Além dessa ajuda humanitária e individual, os natais só serão mais alegres quando o pensar coletivo for realmente levado em consideração. Por enquanto, fico eu com a imagem do Reginaldo grudada na minha retina, me olhando com aquela carinha de que talvez eu possa fazer por ele algo diferente, o algo transformador de sua vida. Eu tento, mas são tantos os Reginaldos, que nem sei por onde devo começar. Esse aqui está por aí em alguns sinais, e até onde sei, talvez hoje, dormindo num beliche lá na Nóbile de Piero. O telefone dele, que, há anos só recebe ligações, é o (14) 9970-24432.

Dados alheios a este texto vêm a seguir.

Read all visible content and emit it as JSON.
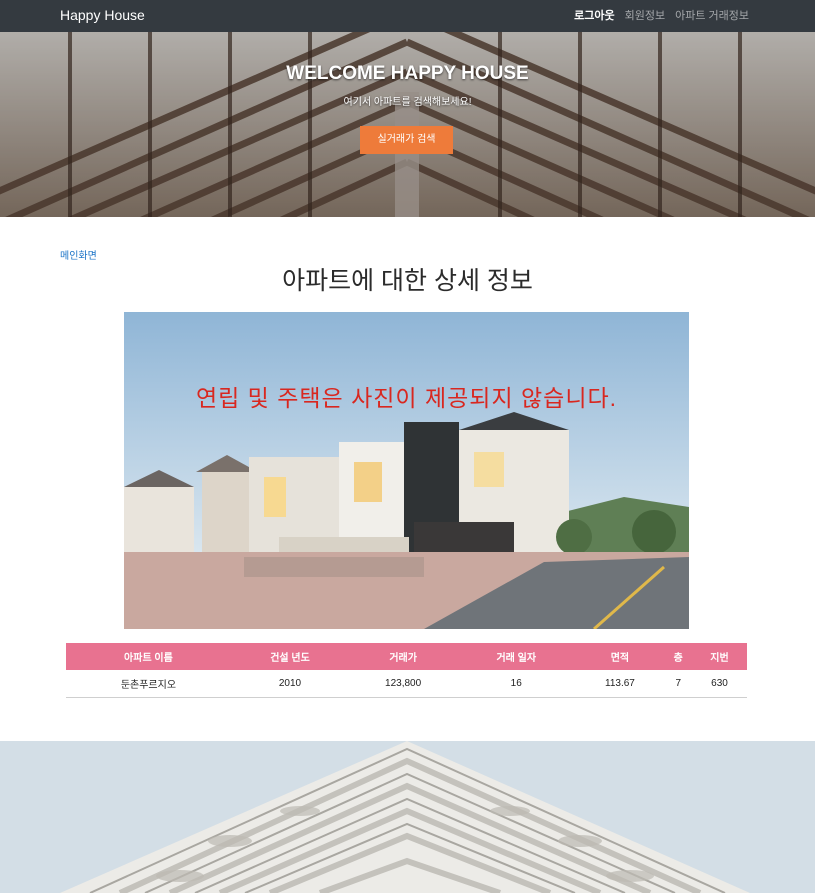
{
  "navbar": {
    "brand": "Happy House",
    "links": [
      {
        "label": "로그아웃",
        "active": true
      },
      {
        "label": "회원정보",
        "active": false
      },
      {
        "label": "아파트 거래정보",
        "active": false
      }
    ]
  },
  "hero": {
    "title": "WELCOME HAPPY HOUSE",
    "subtitle": "여기서 아파트를 검색해보세요!",
    "button_label": "실거래가 검색",
    "button_color": "#ee7b3a"
  },
  "breadcrumb": "메인화면",
  "page_title": "아파트에 대한 상세 정보",
  "photo_note": "연립 및 주택은 사진이 제공되지 않습니다.",
  "table": {
    "header_color": "#e87290",
    "headers": [
      "아파트 이름",
      "건설 년도",
      "거래가",
      "거래 일자",
      "면적",
      "층",
      "지번"
    ],
    "rows": [
      [
        "둔촌푸르지오",
        "2010",
        "123,800",
        "16",
        "113.67",
        "7",
        "630"
      ]
    ]
  }
}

Roupa de palhaço e paixão por trens
Reginaldo voltou para Bauru há pouco menos de três meses, vindo de uma experiência nova para ele em Jaú. Está acostumado com as andanças, tentando a sorte aqui e ali. Acredita que ela vai chegar, tanto que faz questão de insistir em permanecer na cidade. Veio para cá cerca de seis anos atrás, chegando de São Paulo por causa de um sonho. Sempre gostou muito de trens, e com os problemas agravando-se junto aos familiares, veio tentar a sorte no “maior entroncamento férreo do Interior Paulista”. Sem nenhuma qualificação profissional, o que sempre fez é exatamente o que continua fazendo. Na época, conseguiu uma roupa de palhaço e ficava nos sinais vendendo álbuns e revistas infantis.

Obteve algum sucesso, participou como ajudante em alguns Encontros Ferroviários realizados na Estação da NOB, mas sua vida pouco se alterava. Levou até quando deu, dentro de um limite estabelecido por ele mesmo: o de fazer de tudo para não morar nas ruas. Conheceu uma mulher e, com ela, foi morar em Jaú. Viveu bem, mas, por ciúme dos filhos dela, largou tudo e voltou para Bauru, e para a antiga situação. Porém, algo bem perceptível é que isso do tempo ser inexorável serve para todos. Se antes enfrentava tudo com mais disposição, hoje nem tanto. O corpo reclama, dói, mas ele finge não ver nada disso, pois sabe que não pode esmorecer, muito menos parar. O medo de morar nas ruas suplanta tudo.